Most Meds Affecting Neurotransmitters Not Linked to Autism Risk
Prenatal exposure to 5 groups of meds had nominally significant links to ASD
MONDAY, Nov. 5, 2018 (HealthDay News) -- Prenatal exposure to most medications affecting neurotransmitter systems is not associated with estimates of autism spectrum disorder (ASD) risk, according to a study published online Oct. 31 in JAMA Psychiatry.
Magdalena Janecka, Ph.D., from the Icahn School of Medicine at Mount Sinai in New York City, and colleagues conducted a case-control study involving children born from Jan. 1, 1997, through Dec. 31, 2007, and followed through Jan. 26, 2015. The researchers identified 55 groups of medications affecting neurotransmitter systems that were prescribed to pregnant women in this sample. The analytic sample included 96,249 individuals: 1,405 cases with ASD and 94,844 controls.

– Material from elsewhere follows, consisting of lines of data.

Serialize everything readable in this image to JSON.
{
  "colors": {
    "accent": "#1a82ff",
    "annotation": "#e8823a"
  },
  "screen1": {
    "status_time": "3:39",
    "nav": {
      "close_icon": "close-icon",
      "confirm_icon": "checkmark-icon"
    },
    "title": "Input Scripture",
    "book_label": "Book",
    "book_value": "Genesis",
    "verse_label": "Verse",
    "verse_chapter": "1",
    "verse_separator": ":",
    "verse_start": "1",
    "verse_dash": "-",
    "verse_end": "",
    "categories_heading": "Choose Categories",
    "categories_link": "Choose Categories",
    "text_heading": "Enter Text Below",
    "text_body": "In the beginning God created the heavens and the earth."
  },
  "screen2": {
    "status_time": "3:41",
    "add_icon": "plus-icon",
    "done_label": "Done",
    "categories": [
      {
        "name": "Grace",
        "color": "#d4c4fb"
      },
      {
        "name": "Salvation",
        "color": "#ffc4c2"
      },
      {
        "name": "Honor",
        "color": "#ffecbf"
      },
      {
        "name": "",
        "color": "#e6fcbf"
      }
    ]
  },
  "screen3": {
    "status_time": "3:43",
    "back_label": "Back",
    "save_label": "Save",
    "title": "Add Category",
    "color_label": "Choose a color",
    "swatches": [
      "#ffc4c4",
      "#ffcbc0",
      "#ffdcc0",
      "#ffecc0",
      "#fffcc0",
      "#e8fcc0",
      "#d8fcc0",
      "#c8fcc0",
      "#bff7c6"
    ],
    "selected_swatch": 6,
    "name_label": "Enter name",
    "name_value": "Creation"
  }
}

The researchers found that in fully adjusted models, five of 34 groups of medications showed nominally statistically significant associations with ASD. There was evidence of confounding effects of the number of maternal diagnoses on the correlation between exposure to medication and ASD. After adjustment for this factor, there were lower estimates of ASD risk among children exposed to cannabinoid receptor agonists, muscarinic receptor 2 agonists, opioid receptor κ and ε agonists, or α2c-adrenergic receptor agonists (hazard ratios, 0.72, 0.49, 0.67, and 0.43, respectively). Higher estimates of ASD risk were seen for exposure to antagonists of neuronal nicotinic acetylcholine receptor α (hazard ratio, 12.94).
"When we assessed the effects of prenatal exposure to medications that affect major neurotransmitter systems, we found that most of the associations are substantially modified when accounting for maternal characteristics," Janecka said in a statement.
Two authors disclosed financial ties to the pharmaceutical industry.